Kilkenny County Council are to be applauded for making the walks such beautiful places to go for a stroll, however, the amount of dog poop is making it very difficult to negotiate the paths.
They have signs up and have provided poop bags but it hasn’t stopped the practice. At times, it’s like an obstacle course and getting dog poo off your shoes is difficult.
There are serious health concerns surrounding dog excrement on paths and on grass verges used by young children.
Recently Carlow County Council launched a new campaign to highlight the issue with graphic images of youngsters touching and putting dog poo up to their mouths. The ‘Pick it up or I will’ slogan intends to emphasise to dog owners what can happen if they fail to clean up after their pet.

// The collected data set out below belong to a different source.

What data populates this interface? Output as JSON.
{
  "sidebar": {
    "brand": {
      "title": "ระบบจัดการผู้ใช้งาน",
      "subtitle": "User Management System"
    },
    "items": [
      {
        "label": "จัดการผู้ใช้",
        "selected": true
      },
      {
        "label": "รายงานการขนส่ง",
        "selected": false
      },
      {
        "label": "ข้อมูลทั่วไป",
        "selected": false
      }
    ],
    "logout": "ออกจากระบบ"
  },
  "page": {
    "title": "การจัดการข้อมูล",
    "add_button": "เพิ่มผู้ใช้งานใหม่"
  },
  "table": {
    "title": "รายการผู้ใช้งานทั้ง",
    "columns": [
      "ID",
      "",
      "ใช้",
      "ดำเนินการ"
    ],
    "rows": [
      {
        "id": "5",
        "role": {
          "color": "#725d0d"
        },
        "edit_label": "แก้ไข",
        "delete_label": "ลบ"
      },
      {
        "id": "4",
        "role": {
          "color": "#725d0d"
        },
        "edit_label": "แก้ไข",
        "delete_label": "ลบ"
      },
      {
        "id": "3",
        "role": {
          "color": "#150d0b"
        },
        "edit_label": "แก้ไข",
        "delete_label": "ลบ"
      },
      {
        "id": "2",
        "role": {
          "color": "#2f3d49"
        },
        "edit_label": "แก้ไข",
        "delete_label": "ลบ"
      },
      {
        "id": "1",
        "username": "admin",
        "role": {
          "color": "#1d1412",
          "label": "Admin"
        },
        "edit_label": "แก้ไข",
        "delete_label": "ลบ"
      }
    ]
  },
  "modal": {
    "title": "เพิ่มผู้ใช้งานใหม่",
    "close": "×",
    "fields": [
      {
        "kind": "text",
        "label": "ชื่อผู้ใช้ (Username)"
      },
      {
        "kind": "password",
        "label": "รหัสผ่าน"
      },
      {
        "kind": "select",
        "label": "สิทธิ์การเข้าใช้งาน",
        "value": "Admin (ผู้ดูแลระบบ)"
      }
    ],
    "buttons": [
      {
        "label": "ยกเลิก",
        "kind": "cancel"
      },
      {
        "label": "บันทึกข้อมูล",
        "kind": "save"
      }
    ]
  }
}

It is a bold initiative and one which should be applauded.

It has been estimated that a single gram of dog waste can contain 23 million faecal coliform bacteria, which are known to cause cramps, diarrhoea, intestinal illness, and serious kidney disorders in humans.
It is estimated that two or three days’ worth of droppings from a population of about 100 dogs would contribute enough bacteria to temporarily close a bathing area in a river.
If a dog has recently eaten faeces or attempted to groom their hind quarters and a human comes into contact with this infectious material, there is a chance the parasites will be passed directly to the person.
Children are especially vulnerable to infection because they tend to enjoy playing in the dirt, where parasites such as hookworm larvae lay dormant waiting for a new host. Young children may also put dirty hands or toys in their mouth, further increasing the chance for infectious material consumption.

Off the lead
And as if that wasn’t bad enough, more and more people are leaving their dogs off their leads as they go around the Canal and Lacken Walks.
Some of these canines are very large and while they are most probably docile and gentle, they look formidable and can frighten people, especially those who are sensitive.
There is nothing worse than ambling along when, suddenly, a large dog comes bounding towards you and avoids you at the last minute. For a split second you are frightened. And unsupervised dogs have, out of pure exuberance, knocked over people causing serious injury with legal consequences for the dog owner. It is against the law to leave a dog off the lead in public and everyone knows this.
Some people just don’t seem to care, their family pets run and walk along to their hearts content while other dog owners who are responsible and have their dogs on a lead have to be careful.
All dogs are different and some dogs are perfect off the lead but some are not. We cannot take a chance.
The answer might be to make a run for the dogs so they can go as fast as they want in their own safe space while the owners watch on.
Things can’t go on the way they are at present.